Well, the zombie is around, somewhere. There’s a pile of Christmas cards thrown on the bed in the guest bedroom/office. They won’t get written and posted from there, will they? Mind you, they’ve been put there today…so maybe some miracle will happen tonight and they will get written. A bit like the miracle of baby Jesus.
I don’t want any baby Jesus here though. I have enough trouble with the Duracell bunny, when he comes around. Squawking and filling his nappy with things that should be done in the field.
The zombie can’t have a baby though, so we’re safe there…although she does look pregnant at night, sometimes. Don’t tell her I told you…she wouldn’t be best pleased.
I think it’s an age thing. The bright red face, the blobbyiness, the constant headaches. and the stupidity. I mean if you could see her now. She’s wandering around with that daft expression on her face, trying to remember what to do and where she should be. If the truth be known, she probably doesn’t even know who she is, right now!
I’ll get her organised in a moment. She’s taking me out for another walk. If she’d written her cards, we could have posted them, as we walked around. But no, she’ll probably leave it until the last-minute.
Christmas Eve evening it was one year, when it decided it had better deliver its cards.. It was thick with snow and for some unknown reason, we took the car. I sat on the back seat and tried not to think about the zombie driving and the fact that we were actually going down the streets, kind of side ways. We had her sprog with her; this was pre Duracell bunny days. The sprog had the job of jumping out of the car and posting the cards in the various victim’s houses.
That won’t be happening this year…I refuse to be a part of it.
Anyhow, I hope that you’re keeping well and warm. We haven’t got any snow yet. The zombie is mad for some [ she’s bonkers anyway!], to build a snowman. Sorry…that’s being sexist…a snowperson.

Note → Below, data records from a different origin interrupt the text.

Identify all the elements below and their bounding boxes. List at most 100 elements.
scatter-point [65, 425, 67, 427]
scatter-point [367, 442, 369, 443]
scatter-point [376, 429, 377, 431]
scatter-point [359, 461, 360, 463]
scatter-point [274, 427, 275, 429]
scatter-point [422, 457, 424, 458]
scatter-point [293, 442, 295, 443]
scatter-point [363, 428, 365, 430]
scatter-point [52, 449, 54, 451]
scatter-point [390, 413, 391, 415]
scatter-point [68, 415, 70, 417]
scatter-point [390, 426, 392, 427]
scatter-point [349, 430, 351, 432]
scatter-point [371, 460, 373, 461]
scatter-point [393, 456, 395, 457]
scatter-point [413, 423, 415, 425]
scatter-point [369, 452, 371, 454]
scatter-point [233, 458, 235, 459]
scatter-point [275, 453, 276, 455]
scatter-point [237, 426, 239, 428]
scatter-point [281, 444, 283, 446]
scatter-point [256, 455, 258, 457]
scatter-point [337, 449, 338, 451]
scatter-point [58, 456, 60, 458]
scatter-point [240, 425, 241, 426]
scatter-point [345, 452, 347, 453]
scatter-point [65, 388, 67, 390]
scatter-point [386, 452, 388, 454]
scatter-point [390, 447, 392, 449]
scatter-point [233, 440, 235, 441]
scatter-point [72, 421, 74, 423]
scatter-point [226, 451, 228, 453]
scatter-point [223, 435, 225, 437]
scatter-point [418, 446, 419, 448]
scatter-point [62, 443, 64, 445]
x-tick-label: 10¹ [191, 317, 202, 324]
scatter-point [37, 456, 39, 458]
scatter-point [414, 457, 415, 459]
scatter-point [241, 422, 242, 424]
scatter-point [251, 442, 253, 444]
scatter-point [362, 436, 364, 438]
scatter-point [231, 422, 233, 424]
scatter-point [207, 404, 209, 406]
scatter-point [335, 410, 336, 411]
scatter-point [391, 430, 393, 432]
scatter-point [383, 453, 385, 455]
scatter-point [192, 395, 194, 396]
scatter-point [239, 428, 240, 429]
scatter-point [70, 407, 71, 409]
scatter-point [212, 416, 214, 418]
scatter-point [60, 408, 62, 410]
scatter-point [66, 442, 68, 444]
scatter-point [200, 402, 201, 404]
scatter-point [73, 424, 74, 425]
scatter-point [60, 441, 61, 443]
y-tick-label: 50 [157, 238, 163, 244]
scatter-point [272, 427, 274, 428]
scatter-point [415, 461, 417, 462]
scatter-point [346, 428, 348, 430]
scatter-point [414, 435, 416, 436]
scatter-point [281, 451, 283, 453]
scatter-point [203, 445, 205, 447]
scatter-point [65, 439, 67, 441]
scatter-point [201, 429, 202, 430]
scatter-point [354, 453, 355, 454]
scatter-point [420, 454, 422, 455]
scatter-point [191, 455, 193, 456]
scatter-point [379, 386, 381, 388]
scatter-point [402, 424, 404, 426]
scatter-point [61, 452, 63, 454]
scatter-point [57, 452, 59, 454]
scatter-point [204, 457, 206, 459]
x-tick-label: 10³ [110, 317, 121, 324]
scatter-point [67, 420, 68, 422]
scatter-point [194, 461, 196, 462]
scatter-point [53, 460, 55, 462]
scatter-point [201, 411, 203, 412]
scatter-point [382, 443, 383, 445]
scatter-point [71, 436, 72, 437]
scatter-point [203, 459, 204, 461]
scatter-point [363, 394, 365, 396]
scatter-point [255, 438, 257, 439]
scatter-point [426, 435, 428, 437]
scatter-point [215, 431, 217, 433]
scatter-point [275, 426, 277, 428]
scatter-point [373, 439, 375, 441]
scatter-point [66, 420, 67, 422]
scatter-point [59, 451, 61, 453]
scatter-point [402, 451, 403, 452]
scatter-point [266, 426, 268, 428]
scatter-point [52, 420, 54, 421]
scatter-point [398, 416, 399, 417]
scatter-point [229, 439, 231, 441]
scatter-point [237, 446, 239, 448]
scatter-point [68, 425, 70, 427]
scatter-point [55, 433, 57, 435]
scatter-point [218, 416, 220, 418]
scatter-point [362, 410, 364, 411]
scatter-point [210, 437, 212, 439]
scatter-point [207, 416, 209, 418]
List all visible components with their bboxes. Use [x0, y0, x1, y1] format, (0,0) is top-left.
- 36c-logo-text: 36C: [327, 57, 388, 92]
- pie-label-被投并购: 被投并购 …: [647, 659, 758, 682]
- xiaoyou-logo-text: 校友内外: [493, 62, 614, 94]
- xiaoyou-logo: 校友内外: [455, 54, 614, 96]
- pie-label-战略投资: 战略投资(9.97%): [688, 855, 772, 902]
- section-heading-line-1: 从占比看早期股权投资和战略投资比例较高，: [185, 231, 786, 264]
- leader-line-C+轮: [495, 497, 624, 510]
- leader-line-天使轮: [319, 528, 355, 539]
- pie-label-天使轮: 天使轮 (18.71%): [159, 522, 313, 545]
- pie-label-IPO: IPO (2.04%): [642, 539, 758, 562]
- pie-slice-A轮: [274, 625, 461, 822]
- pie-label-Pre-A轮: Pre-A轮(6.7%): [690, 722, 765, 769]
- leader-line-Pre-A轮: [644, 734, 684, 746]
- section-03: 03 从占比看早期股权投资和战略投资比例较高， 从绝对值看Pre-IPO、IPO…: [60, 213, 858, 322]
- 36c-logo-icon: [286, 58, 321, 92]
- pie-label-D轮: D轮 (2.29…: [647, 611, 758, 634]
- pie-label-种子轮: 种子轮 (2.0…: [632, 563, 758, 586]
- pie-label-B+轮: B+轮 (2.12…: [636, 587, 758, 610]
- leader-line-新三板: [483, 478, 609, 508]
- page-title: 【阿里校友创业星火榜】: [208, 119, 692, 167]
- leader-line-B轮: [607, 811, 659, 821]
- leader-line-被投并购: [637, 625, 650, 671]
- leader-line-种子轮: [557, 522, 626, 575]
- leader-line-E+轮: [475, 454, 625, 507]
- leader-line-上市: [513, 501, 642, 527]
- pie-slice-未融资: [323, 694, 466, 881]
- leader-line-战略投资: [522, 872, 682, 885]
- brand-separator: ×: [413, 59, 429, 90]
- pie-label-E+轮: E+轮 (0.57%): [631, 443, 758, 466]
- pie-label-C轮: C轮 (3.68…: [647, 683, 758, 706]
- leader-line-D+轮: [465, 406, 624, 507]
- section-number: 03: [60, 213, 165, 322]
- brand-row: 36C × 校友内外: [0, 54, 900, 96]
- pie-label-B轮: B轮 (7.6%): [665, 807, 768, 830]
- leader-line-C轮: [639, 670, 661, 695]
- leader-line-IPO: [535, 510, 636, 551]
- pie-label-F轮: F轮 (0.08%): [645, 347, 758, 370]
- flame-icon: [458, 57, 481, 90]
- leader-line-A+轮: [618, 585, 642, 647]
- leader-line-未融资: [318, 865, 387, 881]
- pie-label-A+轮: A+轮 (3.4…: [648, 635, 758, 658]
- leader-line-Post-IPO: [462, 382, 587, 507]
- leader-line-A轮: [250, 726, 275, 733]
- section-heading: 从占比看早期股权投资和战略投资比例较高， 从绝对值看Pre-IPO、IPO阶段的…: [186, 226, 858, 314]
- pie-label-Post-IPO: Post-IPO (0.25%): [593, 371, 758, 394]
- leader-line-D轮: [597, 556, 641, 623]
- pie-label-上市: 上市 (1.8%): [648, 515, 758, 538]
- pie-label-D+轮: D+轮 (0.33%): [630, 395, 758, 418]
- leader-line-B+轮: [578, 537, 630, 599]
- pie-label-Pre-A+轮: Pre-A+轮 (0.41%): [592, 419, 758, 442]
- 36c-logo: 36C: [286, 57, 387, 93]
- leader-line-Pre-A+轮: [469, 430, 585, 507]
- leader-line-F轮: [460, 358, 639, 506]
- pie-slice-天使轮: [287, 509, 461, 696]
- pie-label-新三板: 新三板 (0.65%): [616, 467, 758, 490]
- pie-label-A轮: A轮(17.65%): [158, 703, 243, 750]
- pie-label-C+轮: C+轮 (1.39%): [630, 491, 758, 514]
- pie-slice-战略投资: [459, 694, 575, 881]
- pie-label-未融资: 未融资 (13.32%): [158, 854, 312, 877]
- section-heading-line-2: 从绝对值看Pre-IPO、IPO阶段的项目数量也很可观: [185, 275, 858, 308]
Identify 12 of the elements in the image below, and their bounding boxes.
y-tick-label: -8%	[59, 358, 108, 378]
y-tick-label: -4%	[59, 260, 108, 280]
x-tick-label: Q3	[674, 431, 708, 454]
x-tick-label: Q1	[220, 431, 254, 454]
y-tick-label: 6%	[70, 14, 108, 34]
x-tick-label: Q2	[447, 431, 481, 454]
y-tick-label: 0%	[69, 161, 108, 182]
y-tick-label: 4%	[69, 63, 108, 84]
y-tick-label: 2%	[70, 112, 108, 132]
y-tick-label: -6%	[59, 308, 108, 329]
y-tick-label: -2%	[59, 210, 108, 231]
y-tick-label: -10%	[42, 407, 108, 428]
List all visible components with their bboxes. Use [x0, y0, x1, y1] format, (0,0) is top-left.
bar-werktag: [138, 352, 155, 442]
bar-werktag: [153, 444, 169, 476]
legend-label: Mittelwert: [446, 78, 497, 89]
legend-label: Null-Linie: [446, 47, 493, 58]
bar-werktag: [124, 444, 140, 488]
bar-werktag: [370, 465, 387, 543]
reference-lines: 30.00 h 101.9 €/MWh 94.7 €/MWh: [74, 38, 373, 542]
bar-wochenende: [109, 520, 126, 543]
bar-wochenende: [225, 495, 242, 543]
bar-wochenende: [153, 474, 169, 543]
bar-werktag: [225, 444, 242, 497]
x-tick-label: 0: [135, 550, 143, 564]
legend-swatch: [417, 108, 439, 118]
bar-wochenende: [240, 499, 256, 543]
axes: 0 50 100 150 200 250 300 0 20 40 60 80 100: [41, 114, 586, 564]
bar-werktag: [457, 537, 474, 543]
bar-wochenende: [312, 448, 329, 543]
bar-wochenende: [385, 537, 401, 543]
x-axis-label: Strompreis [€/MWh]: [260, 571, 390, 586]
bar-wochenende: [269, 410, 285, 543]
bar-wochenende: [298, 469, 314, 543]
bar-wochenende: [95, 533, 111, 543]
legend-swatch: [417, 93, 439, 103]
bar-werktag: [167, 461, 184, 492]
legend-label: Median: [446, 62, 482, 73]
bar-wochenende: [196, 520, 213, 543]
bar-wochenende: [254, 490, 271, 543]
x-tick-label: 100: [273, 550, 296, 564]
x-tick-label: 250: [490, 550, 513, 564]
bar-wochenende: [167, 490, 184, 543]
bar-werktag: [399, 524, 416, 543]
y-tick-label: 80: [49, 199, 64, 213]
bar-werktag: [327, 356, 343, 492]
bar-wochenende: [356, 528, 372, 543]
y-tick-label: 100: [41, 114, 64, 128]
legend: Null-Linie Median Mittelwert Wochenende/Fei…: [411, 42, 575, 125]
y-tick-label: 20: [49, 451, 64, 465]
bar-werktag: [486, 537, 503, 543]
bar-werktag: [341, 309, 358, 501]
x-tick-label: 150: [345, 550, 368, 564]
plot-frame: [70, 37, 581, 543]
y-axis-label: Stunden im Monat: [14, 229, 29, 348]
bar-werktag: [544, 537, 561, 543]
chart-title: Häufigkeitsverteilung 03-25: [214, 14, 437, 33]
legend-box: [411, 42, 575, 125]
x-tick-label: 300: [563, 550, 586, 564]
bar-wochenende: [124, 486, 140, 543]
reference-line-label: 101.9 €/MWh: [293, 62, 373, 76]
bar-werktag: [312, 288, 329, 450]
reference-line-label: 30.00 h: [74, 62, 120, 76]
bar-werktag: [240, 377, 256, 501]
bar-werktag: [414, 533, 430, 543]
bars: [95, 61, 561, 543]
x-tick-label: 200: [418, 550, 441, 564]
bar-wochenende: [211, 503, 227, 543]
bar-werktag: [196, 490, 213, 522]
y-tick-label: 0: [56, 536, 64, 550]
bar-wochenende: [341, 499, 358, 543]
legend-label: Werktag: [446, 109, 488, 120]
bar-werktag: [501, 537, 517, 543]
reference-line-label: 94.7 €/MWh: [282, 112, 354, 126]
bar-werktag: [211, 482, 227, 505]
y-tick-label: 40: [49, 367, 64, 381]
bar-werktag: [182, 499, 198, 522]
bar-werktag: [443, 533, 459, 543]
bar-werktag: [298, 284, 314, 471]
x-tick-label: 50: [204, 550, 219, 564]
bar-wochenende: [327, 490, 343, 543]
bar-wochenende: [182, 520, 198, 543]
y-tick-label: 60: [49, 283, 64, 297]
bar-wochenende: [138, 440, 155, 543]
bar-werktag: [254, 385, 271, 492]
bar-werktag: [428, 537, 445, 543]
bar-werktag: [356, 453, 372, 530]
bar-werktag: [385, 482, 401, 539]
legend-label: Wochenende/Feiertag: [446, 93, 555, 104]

When we do get snow, she gets kitted out like we’re going up Ben Nevis, with the boot grips on and everything. Thank goodness we’re not. I couldn’t do with the Scots. She has a bit of a thing about a Scot…poor old dear she is. She’s never recovered from Springwatch and Scotland this year. [More of that in another post!]
She has even bought me some proper greyhound,thermal, waterproof booties. Yes, I know! It is funny…very funny. She hasn’t got a chance of getting them on me. I won’t be seen dead in them; even if I do cry out, when I get compacted ice in my paws and they’re red and sore. I’ve got my street cred to think of!
So, thanks very much for stopping by here and reading my words of greyhound wisdom. I’m off to get the zombie moving now. If you could call what she does – movement?
The zombie will return soon darlings.